Here's an example of how this is done:

import { generateTOTP, verifyTOTP } from '@epic-web/totp'

// Here's how to use the default config. All the options are returned:
const {
	secret, // the unique secret for this verification
	period, // the number of seconds each code is valid for
	digits, // the number of digits in the code
	algorithm, // the algorithm used to generate the code (SHA1, SHA256, SHA512, etc.)
	charSet, // valid characters for the code (defaults to 0123456789)
	otp, // the current otp is generated and returned as a convenience
} = generateTOTP()

// now verify the code the user submits:
const code = await getVerificationCodeFromUser() // <-- however you do this
const isValid = verifyTOTP({
	otp: code,
	secret,
	period,
	digits,
	algorithm,
	charSet,
})

So for email or phone number verification, you can generate a code with a long period (like 30 minutes) and email the user the code. Once the time is up, it's no longer valid by design. And we can use the same thing for a password reset flow as well. Once the user verifies ownership, we can proceed knowing they are the owner of whatever it is we verified for them.

Then for 2FA, you can generate a code with a short period (like 30 seconds) and show the user the code in your app. Then they can enter it into their authenticator app (like 1Password) and have a new code generated every 30 seconds. But we'll get to that part later.

The most important part is that you need to verify the code the user submits with the same settings you used to generate the code. So we'll want to save all this information in the database when we generate the code. And then retrieve it again when we verify the code.

Clock Drift

Because the codes are dependent on time, it's important that the device generating the codes and the device verifying the codes are in sync. In an ideal world, both would be perfectly in sync. However, devices can sometimes be off by a bit, leading to valid OTPs being marked as invalid.

The standard approach to mitigating clock drift is to allow a certain number of time steps before and after the current time when verifying an OTP. For example, if your time step is 30 seconds, you might allow a 90-second window (one time step back and one time step forward).

@epic-web/totp supports this out of the box with the window option of the verifyTOTP utility.
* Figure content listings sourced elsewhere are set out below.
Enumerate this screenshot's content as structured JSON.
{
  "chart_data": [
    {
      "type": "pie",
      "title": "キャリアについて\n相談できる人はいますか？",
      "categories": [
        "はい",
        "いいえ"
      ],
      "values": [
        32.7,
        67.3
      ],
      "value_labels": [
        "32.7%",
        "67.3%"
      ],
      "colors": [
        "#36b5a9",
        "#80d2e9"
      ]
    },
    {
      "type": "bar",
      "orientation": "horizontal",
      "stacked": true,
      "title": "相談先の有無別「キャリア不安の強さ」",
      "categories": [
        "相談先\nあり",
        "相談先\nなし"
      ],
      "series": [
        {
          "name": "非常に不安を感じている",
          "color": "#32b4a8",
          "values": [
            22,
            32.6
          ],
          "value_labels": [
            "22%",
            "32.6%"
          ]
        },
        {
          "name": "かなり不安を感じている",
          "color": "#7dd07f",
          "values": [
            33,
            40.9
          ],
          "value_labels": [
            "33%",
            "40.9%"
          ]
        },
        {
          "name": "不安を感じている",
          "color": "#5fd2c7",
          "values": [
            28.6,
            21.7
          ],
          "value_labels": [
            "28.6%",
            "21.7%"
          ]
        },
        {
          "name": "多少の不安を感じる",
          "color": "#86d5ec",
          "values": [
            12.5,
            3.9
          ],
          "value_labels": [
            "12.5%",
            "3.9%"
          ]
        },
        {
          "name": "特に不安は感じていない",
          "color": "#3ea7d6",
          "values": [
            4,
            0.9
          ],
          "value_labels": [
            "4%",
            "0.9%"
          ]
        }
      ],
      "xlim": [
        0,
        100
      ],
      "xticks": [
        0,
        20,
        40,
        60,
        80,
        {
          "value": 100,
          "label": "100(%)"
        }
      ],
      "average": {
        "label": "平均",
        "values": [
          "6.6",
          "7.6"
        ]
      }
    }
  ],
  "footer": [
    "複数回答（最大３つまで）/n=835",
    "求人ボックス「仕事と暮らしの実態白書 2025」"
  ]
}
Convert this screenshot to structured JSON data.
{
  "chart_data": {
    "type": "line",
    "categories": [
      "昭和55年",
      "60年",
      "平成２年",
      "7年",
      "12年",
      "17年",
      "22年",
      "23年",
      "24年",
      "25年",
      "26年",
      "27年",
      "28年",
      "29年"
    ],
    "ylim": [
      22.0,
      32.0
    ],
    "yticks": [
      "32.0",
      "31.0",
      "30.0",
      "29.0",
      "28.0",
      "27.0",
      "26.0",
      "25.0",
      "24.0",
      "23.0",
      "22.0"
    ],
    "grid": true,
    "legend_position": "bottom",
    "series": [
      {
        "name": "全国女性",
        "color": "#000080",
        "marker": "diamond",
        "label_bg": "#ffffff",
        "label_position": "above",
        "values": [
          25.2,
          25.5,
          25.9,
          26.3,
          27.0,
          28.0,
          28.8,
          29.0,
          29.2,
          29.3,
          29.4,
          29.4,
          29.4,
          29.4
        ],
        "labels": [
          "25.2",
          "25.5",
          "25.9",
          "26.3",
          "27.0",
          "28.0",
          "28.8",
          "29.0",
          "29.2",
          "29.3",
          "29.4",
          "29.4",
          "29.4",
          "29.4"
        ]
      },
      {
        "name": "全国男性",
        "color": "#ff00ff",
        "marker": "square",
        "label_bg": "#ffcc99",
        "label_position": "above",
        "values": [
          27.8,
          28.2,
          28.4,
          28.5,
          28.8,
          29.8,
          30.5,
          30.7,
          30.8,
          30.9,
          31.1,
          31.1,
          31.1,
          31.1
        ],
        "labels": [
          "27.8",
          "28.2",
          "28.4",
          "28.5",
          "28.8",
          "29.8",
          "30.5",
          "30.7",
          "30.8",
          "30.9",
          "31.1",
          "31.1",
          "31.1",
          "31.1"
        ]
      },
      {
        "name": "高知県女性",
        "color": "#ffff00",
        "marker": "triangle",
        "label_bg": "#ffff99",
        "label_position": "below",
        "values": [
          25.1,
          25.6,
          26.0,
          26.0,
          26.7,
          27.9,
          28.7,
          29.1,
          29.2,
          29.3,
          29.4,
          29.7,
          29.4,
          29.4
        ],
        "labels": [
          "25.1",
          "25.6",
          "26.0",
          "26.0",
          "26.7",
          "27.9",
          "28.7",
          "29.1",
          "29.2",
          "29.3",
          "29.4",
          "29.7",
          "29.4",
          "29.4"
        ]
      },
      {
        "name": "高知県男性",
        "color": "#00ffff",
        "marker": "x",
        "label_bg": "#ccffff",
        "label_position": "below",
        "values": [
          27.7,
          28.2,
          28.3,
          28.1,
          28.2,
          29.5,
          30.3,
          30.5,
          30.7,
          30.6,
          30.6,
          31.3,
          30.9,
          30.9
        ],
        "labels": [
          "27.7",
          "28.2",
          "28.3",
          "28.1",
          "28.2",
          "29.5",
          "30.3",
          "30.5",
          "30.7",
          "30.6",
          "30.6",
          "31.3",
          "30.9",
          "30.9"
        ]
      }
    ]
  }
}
The return value is either null (if the code is invalid) or an object with a delta property. The delta represents how many codes off the given code is from where the server expected it to be. In practical situations, this will probably be 0 and should never be much more than 1 or 2.

However, this window option is only very useful for short-lived codes which have two separate devices for code generation and verification (like those used for two-factor authentication). For longer-lived codes (like those used for email or phone verification), it's better to just use a longer period and allow the user to request a new code if the old one has expired.